In the image’s economy of affects, the adults function as embodiments of the gaze; in acting out her role, the girl is nonetheless able to present the text in such a way as to rupture the newspaper photograph’s outraged morality and consequently its documentary gesture. The camera’s virtual motion runs counter to the organization of the gazes within the image, which are directed at the vague empty spot of the girl’s figure and lend meaning to the exemplary role of victim accorded her. Annette Weisser addresses these various gazes as ways of relating to the situation. Initially, the newspaper photograph suggests that they are forming subjective stances, and that these stances reveal truths about Karla Vargas and the events that have occurred.
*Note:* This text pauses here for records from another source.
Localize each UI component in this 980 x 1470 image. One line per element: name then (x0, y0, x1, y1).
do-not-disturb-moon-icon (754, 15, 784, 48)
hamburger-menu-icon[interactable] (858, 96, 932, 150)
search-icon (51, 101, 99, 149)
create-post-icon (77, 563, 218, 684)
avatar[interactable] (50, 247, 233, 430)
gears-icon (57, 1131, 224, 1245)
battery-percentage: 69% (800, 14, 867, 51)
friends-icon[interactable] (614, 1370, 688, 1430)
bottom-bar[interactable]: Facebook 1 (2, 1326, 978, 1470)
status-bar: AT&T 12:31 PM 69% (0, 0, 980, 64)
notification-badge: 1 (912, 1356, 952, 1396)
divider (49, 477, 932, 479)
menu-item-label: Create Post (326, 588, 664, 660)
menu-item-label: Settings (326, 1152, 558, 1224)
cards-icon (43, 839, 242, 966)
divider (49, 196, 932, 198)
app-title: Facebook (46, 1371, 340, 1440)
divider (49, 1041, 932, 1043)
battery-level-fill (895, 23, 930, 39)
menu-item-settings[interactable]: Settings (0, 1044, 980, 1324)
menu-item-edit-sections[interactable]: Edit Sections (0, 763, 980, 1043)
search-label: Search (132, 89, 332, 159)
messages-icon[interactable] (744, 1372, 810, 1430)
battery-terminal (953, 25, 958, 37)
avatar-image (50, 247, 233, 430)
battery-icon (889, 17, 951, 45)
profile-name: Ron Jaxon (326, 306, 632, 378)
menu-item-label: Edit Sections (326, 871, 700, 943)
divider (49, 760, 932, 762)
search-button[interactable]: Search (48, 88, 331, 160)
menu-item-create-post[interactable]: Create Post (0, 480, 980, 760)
The montage and the manner in which the news photo enters the picture frame both as still and as animation, however, subvert the photographic establishment of a unified and fixed position of subject—both within the image and in relation to the viewers encountering Karla’s Song in the form of a large-scale spatial projection. To the extent that Karla’s Song neither entails nor simulates the continuity of a filmic défilement (the running sequential image), the work generates its own type of photographic temporality. The still photograph serves as an anchor for a reanimation3 that ends in the line of flight of the musical narration. By preceding some of the interstitial black frames with semi-transparent images that “cloud” the eye like the tear gas referred to in the lyrics, Annette Weisser questions the image’s asserted transparency and the depth of meaning that accompanies its message. Thus, at one point the fluid motion ends in a microscopic zoom onto the white sheet of paper in the girl’s hand, revealing a phantasmatic white noise that approaches the degree zero of photographic information.
(1) Cf. Richard Dyer, Gays and Film, London 1977, p. 30.
(2) Stuart Hall, “The Spectacle of the Other,” in Stuart Hall (ed.), Representations. Cultural Representations and Signifying Practices, London 1997.